The NCLAT’s stance is consistent with the Supreme Court’s observations in cases like Committee of Creditors of Essar Steel India Limited vs. Satish Kumar Gupta and Swiss Ribbons Pvt. Ltd. vs. Union of India. In these cases, the Apex Court has consistently held that the IBC is a complete code in itself. The NCLT, as the Adjudicating Authority, must have the power to remove any obstacles that hinder the resolution process.

The specific reliance on Section 60(5) in the BSE matter mirrors the logic used in ArcelorMittal India Private Limited vs. Satish Kumar Gupta, where the court emphasized that the NCLT is the sole authority to decide questions of law or fact arising out of insolvency proceedings. By dismissing the BSE plea, the NCLAT has merely applied these established principles to the specific context of demat accounts and financial securities.

Conclusion: Strengthening the “Single Window” Mechanism

The NCLAT’s decision to uphold the NCLT’s power to order the defreezing of demat accounts is a welcome clarification that strengthens the IBC framework. It prevents the fragmentation of the insolvency process across different regulatory forums and ensures that the NCLT remains the “central nervous system” of the corporate resurrection process.

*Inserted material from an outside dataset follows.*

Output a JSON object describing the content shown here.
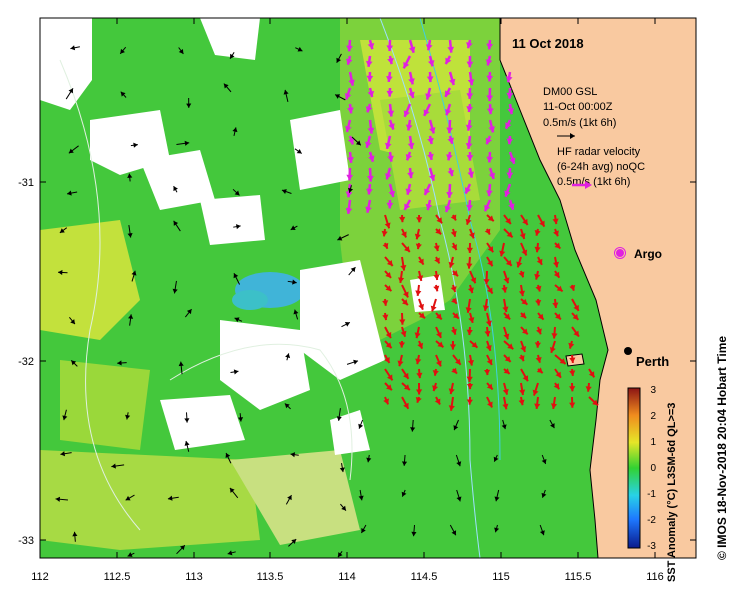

As the Indian economy continues to navigate the complexities of corporate distress, the clarity provided by this ruling will be instrumental. It reaffirms that the IBC is not just another law but a transformative piece of legislation designed to prioritize economic revival over procedural rigidity. The dismissal of the BSE plea is a testament to the judiciary’s commitment to the spirit of the Code—ensuring that the path to resolution is clear of unnecessary obstructions, thereby fostering a more robust and efficient credit market in India.

In summary, Section 60(5) of the IBC is a potent tool in the hands of the NCLT. When exercised judiciously, as seen in this case, it ensures that the “moratorium” is not just a theoretical concept but a practical shield that protects the Corporate Debtor’s assets for the benefit of all stakeholders. The NCLAT has rightly identified that the power to defreeze demat accounts is inherent to the tribunal’s mandate to oversee a successful insolvency resolution.